Lundi 4 février - Mercredi 20 février

Résumé de la page :

Carnaval

1. Péripéties de voyages…
2. Richesse des carnavals : Salvador de Bahia et Rio de Janeiro
3. La rencontre des couturières de Coppa Rocca dans les favelas de Rio de Janeiro
4. Visite de Rio et tournage des robes de la Paix


1. Péripéties de voyage…

Notre arrivée au Brésil fut mouvementée… Nous apprenons que notre compagnie aérienne TransBrasil a fait faillite, tous les vols des autres compagnies sont complets ou hors de prix. Après une nuit à Belem, et une journée à l'aéroport nous passons donc trente-six heures dans un bus pour rejoindre Salvador ! Mais finalement cela nous permet de découvrir le Brésil sous un autre angle. A Belem, nous sortons dans un immense bar où se retrouvent les jeunes pour danser et s'amuser au rythme d'un orchestre de samba.
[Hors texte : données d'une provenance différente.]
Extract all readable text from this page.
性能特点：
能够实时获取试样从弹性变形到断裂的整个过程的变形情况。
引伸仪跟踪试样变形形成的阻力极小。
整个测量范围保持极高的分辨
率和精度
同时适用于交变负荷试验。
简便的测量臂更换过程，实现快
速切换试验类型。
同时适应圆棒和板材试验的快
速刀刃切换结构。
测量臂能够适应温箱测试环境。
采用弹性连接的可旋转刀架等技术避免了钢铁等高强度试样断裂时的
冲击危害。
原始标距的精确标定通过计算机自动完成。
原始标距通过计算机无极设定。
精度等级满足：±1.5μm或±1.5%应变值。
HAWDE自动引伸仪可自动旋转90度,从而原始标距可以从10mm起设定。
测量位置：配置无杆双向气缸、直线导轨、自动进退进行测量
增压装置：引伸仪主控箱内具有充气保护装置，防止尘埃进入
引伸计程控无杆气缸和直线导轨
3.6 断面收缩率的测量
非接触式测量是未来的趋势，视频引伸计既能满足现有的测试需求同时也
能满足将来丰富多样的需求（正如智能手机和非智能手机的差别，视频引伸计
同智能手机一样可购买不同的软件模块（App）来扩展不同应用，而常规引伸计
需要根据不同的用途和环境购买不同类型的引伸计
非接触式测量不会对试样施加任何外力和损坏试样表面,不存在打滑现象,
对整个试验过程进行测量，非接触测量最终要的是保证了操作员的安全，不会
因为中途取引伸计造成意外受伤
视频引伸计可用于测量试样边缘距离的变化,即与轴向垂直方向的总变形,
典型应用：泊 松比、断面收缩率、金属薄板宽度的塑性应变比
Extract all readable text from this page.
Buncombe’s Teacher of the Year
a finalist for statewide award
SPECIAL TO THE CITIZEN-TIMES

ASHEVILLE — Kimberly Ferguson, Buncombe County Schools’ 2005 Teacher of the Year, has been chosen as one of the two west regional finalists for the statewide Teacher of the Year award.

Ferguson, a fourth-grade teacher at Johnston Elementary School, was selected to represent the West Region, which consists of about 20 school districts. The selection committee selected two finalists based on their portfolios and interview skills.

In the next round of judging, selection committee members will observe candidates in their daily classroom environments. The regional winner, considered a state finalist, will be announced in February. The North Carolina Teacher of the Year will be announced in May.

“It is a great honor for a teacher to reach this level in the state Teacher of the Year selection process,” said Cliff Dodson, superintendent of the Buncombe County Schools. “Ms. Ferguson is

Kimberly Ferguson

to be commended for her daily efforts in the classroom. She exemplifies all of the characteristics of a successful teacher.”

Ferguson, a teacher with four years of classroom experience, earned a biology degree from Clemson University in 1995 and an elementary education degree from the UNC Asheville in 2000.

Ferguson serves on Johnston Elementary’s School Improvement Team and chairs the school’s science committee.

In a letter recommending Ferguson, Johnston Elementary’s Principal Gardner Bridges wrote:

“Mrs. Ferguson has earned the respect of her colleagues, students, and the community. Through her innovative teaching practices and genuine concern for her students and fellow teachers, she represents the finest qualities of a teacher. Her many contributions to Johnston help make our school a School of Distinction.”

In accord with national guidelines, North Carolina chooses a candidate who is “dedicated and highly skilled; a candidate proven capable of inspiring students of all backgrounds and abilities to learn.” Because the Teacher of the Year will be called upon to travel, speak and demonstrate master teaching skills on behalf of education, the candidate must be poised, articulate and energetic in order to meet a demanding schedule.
L'ambiance y est excellente, l'art de la danse des brésiliennes et des brésiliens est impressionnant ! Puis, au travers des 2100 kilomètres que nous traversons, nous découvrons différents paysages, campagnards, citadins, beaucoup de pauvreté, néanmoins toujours associée à une certaine quiétude et art de vivre… Dans le bus qui nous emmène à Salvador, nous rencontrons Ronny, israélien de 21 ans, avec qui nous passerons une grande partie du séjour à Salvador. Ronny, après son service militaire, a choisi de voyager pendant six mois en Amérique du Sud. Nous sommes hébergées chez ses amis, qui comme Ronny ont choisi de voyager après leurs deux ans de service, qu'ils considèrent très souvent comme trop longs et très durs. Ce fut pour nous l'occasion d'échanger sur de nombreux sujets, notamment sur les conflits israélo-palestiniens. Nous avons pu remarquer que le Brésil, particulièrement Salvador de Bahia, était pour les jeunes israéliens leur destination de prédilection.
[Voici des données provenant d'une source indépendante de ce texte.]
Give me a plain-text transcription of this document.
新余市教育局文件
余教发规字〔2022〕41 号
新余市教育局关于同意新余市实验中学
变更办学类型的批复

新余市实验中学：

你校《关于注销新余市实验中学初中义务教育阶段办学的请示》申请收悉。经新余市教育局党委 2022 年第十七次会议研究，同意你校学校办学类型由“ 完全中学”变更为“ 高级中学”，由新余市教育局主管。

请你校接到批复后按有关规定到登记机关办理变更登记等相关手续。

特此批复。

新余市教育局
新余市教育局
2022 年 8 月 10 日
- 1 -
En atteignant le Brésil, pour la première fois de notre Tour du Monde, nous traversons la ligne en dessous de l'équateur. Mais cette ligne ne sera pas sans encombres. En effet, au Brésil, nous sommes confrontées à de nombreuses difficultés : transport, hébergement, virus Internet, et autres… Pourquoi tous ces problèmes simultanément ! Pour la première fois en deux mois, nos nerfs lâchent, notre bonne étoile nous ferait-elle défaut. Heureusement, les parents de Karen, Lucette et Hilaire, leurs amis, Claudie, Maurice et leurs enfants, nous ont rejoints à Rio de Janeiro. Leur soutien et leur amour pour " leurs deux filles " nous redonnent dans ces circonstances beaucoup de force et d'énergie. Un clin d'œil à Lucette, trésorière de l'association, qui s'investit pour Mode Sans Frontières avec tant d'enthousiasme et de savoir-faire. Même si nous aurions aimé les voir davantage, nous avons eu le bonheur de partager ensemble les moments les plus intenses. Tant de souvenirs inoubliables, comme le " Joyeux Anniversaire Hilaire ! " repris en cœur par toute la foule à l'aéroport, la découverte de Rio et ses plus grands sites, ou encore la dernière nuit magique du Carnaval de Rio de Janeiro.
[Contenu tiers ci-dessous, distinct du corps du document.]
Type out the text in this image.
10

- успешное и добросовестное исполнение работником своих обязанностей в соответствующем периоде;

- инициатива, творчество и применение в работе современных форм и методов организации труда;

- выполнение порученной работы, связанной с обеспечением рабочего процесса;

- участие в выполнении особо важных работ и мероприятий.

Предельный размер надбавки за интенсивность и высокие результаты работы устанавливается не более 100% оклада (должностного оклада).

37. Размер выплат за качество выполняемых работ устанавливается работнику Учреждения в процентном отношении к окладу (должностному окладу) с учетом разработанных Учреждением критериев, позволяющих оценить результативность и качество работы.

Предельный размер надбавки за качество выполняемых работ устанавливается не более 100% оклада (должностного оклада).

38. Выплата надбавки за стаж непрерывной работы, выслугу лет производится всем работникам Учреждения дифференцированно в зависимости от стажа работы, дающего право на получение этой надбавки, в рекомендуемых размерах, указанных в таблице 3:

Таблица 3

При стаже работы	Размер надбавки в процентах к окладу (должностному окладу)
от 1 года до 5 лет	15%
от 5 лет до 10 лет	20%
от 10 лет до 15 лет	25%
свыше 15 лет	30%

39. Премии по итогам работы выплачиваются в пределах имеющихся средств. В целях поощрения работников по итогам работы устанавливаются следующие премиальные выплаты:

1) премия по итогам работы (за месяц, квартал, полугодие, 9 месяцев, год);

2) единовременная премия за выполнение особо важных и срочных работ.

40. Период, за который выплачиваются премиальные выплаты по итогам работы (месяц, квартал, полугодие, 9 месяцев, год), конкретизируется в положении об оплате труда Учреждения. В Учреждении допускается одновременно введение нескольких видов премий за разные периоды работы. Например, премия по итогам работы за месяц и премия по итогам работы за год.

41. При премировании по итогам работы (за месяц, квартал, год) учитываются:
La difficulté fait partie du voyage, notre amitié en ressort encore plus solide. Une amitié née il y a six ans, un projet et une association communes depuis deux ans, une amitié que les difficultés ne parviendront pas à abîmer, véritablement une amitié ancrée pour la vie.

2. Richesse des carnavals : Salvador de Bahia, Rio de Janeiro

Après avoir découvert le carnaval aux Antilles, en Guyane, nous arrivons au Brésil en pleine apothéose du Carnaval. Nous n'imaginions pas une telle effervescence Nous sommes heureuses de pouvoir découvrir le carnaval de Salvador puis celui de Rio de Janeiro. Deux carnavals très différents et très impressionnants !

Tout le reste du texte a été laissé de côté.